Verantwortlich für das Drama ist laut Öhrlein die Straßenbaubehörde, die beim Planen von Bahnüberquerungen natürlich Zukunftsentwicklungen der Bahn berücksichtigen müsse. Deshalb sei es wohl richtig gewesen, anfänglich auch den Neubau einer Oberleitung für die zukünftige Elektrifizierung der Bahnstrecke vorzusehen. „Warum diese Planung dann geändert wurde, ist nicht bekannt – jedenfalls ist zu vermuten, dass die Verantwortlichen der Bahn die Reduzierung der Brückenhöhe entweder mitgetragen oder überhaupt nicht bemerkt haben.

Nicht gewollt

Eine Brücke mit zu geringer Höhe steht bereits, die zweite Brücke ist in Planung beziehungsweise im Bau.“ Jürgen Öhrlein vermutet: „Hätte eine Baufirma oder ein Ingenieurbüro den Fehler verursacht, wären sicherlich innerhalb kurzer Zeit eine Abänderung der Planung sowie eine Korrektur der bereits gefertigten Brücke erfolgt. Dies erfordert natürlich den Abbruch des zu niedrigen Brückenoberteils und die Verlängerung der Seitenteile, ist aber technisch kein Problem und derzeit wesentlich einfacher durchzuführen als in der Zukunft. Die zweite Brücke könnte man jetzt noch mit relativ geringen Mehrkosten richtig bauen.
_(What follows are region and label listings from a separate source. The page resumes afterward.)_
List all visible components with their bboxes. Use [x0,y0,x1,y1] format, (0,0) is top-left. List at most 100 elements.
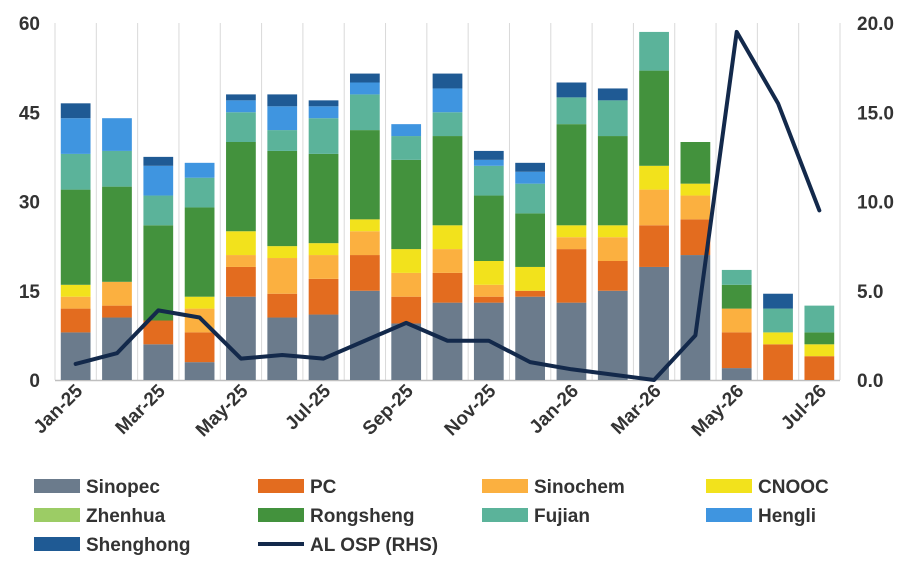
bar-segment [143,195,174,226]
bar-segment [721,284,752,309]
bar-segment [267,130,298,151]
legend-swatch [706,479,752,493]
legend-swatch [34,537,80,551]
bar-segment [639,225,669,267]
legend-label: Rongsheng [310,506,415,527]
bar-segment [308,255,339,279]
y-tick-label-left: 30 [19,193,40,214]
y-tick-label-left: 60 [19,14,40,35]
bar-segment [184,362,215,380]
legend-swatch [706,508,752,522]
y-tick-label-left: 15 [19,282,41,303]
x-tick-label: Jul-25 [281,380,335,434]
bar-segment [763,308,793,333]
bar-segment [639,189,669,226]
x-tick-label: Jul-26 [777,381,831,435]
bar-segment [473,296,504,303]
bar-segment [639,165,669,190]
bar-segment [102,305,132,318]
bar-segment [391,323,422,380]
bar-segment [432,136,463,226]
bar-segment [226,255,256,267]
bar-segment [721,308,752,333]
y-tick-label-left: 45 [19,103,41,124]
bar-segment [267,246,298,259]
y-axis-right: 0.0 5.0 10.0 15.0 20.0 [857,14,894,392]
bar-segment [597,290,628,380]
bar-segment [102,150,132,187]
bar-segment [60,296,91,309]
bar-segment [143,156,174,166]
legend-swatch [482,508,528,522]
bar-segment [184,207,215,297]
bar-segment [267,150,298,247]
bar-segment [556,249,587,303]
legend-swatch [34,479,80,493]
bar-segment [597,237,628,261]
bar-segment [102,281,132,306]
bar-segment [267,293,298,318]
bar-segment [308,153,339,244]
bar-segment [226,142,256,232]
y-tick-label-right: 15.0 [857,103,894,124]
bar-segment [60,332,91,380]
bar-segment [556,82,587,98]
y-axis-left: 0 15 30 45 60 [19,14,41,392]
bar-segment [226,266,256,297]
bar-segment [515,183,546,214]
legend-label: Sinochem [534,477,625,498]
bar-segment [143,225,174,321]
bar-segment [102,317,132,380]
gridlines [54,23,841,380]
line-series-al-osp [73,29,822,382]
bar-segment [515,290,546,297]
bar-segment [349,255,380,291]
legend-label: Hengli [758,506,816,527]
bar-segment [349,73,380,83]
bar-segment [60,153,91,190]
bar-segment [308,118,339,154]
legend-label: Zhenhua [86,506,166,527]
bar-segment [60,189,91,285]
bar-segment [597,261,628,291]
bar-segment [184,296,215,309]
bar-segment [143,165,174,196]
x-tick-label: Jan-26 [526,381,583,438]
x-tick-label: May-25 [192,380,253,441]
bar-segment [143,320,174,345]
bar-segment [680,195,711,220]
bar-segment [60,118,91,154]
y-tick-label-right: 10.0 [857,193,894,214]
bar-segment [639,70,669,166]
bar-segment [391,272,422,297]
x-axis: Jan-25 Mar-25 May-25 Jul-25 Sep-25 Nov-25 Jan-… [30,380,831,441]
bar-segment [473,284,504,297]
line-series-layer [73,29,822,382]
bar-segment [60,103,91,119]
bar-segment [391,124,422,137]
x-tick-label: May-26 [688,381,748,441]
bar-segment [391,296,422,324]
bar-segment [391,249,422,273]
bar-segment [597,88,628,101]
bar-segment [515,296,546,380]
bar-segment [515,266,546,291]
bar-segment [763,344,793,380]
bar-segment [432,88,463,113]
bar-segment [102,186,132,282]
x-tick-label: Mar-25 [112,380,170,438]
bar-segment [226,112,256,142]
bar-segment [184,177,215,208]
bar-segment [60,284,91,297]
bar-segment [184,332,215,363]
bar-segment [308,243,339,256]
bar-segment [60,308,91,333]
bar-segment [804,344,835,357]
y-tick-label-right: 0.0 [857,371,883,392]
legend-label: PC [310,477,337,498]
bar-segment [680,183,711,196]
legend-swatch [258,479,304,493]
bar-segment [473,195,504,261]
bar-segment [556,225,587,238]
Aber dies ist nicht gewollt.“

Jetzt werde verkündet, dass eine spätere Tieferlegung der Bahnlinie problemlos möglich sei. Doch Öhrlein mag daran nicht recht glauben: „Diese mit Abstand teuerste Lösung erfordert auch eine monatelange Sperrung der Strecke. Fast könnte man denken, dass die Verantwortlichen diese niemals elektrifizieren wollen: Schließlich wurde bereits vor einigen Jahren deren Stilllegung diskutiert.“

Kritik auch aus Bayreuth

Mit seiner Skepsis ist Jürgen Öhrlein keineswegs allein. Auch die Stadt Bayreuth hat sich bereits kritisch zu dem am 11. Januar an einem „Runden Tisch“ mit Regierung, Bauamt und Bahn sowie Bundestagsabgeordneter Emmi Zeulner erzielten Ergebnis geäußert. Kein Baustopp an der Umgehung Untersteinach, keine Veränderungen an den Brücke, stattdessen eine Tieferlegung der Gleise, wenn denn eine Elektrifizierung tatsächlich verwirklicht werden sollte.

Doch auch die Tieferlegung wird Mehrkosten verursachten, ließ die Stadt Bayreuth mitteilen. Die Frage sei zudem, ob die Tieferlegung hochwassersicher ist. Immerhin liege die Bahnstrecke im Tal der Schorgast. Gegenüber dem Bayerischen Rundfunk hatte Günther Finzel von der Bayreuther Stadtverwaltung erklärt, die Elektrifizierung der Oberfranken-Achse könnte dadurch grundsätzlich in Frage gestellt werden. Damit würde die Region „im wahrsten Sinne des Wortes abgehängt“, befürchtet der Bayreuther Mobilitäts-Experte.